Firstly, the public debate needs to abandon the myth that there are too many graduates, or that education is not worth it. The facts directly contradict this and it is vital that neither policymakers nor young people themselves begin to believe it.
Secondly, it is important to provide young people with a ‘soft landing’ into the labour market – the opportunity to develop workplace skills alongside formal education. Countries with low levels of youth unemployment, such as Germany or the Netherlands, are often good at this. In the Netherlands, many young people work part-time whilst still in education.
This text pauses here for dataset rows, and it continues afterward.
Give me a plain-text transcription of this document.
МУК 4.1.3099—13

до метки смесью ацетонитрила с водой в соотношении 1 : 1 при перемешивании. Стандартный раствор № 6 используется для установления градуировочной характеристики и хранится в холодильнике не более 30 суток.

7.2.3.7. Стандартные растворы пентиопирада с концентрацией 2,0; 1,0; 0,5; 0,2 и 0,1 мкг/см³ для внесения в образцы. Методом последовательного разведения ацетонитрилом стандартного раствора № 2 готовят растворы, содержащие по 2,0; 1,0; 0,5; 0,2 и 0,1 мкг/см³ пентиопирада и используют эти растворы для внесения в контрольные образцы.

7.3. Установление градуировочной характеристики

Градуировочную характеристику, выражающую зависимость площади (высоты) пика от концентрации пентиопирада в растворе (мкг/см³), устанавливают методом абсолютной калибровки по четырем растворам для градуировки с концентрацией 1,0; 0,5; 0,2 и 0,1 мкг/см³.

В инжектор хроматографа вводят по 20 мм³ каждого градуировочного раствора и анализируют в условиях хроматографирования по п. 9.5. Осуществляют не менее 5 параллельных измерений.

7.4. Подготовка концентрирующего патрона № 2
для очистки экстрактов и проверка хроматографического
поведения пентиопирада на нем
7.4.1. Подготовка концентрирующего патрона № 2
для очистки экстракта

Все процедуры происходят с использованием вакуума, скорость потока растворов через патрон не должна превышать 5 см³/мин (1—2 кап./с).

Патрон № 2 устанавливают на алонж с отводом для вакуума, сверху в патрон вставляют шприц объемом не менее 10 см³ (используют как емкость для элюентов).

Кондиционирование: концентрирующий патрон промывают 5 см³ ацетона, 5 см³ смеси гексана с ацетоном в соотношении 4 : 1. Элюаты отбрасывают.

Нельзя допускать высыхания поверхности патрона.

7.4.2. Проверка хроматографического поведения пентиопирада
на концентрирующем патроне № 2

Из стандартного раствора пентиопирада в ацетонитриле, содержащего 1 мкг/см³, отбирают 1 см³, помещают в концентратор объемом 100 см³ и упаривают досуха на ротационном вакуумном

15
This allows them to develop workplace skills in the areas of teamwork, punctuality and customer service without getting caught in a ‘Catch-22’.
Thirdly, we need continued efforts to ensure young people from any background have the chance to gain higher education. The OECD’s Education at a Glance report contains some startling findings on differences in attainment for young people of different backgrounds. On average across the OECD, young people whose families have low levels of education are less than half as likely to be in higher education compared to the average.
However, some countries perform better on this measure than others – chances are better for a young person from Australia than the UK. And one of the key drivers of this is attainment while at school: countries that are better at educating children in school fare better when it comes to translating this into higher education.
Youth unemployment is a major challenge across the OECD, with rates especially high for those with fewer qualifications. Governments need to respond across a number of fronts, but at the heart of the problem is education. Increasing educational attainment, particularly amongst disadvantaged groups, will be the key to addressing the long-term challenge of youth unemployment.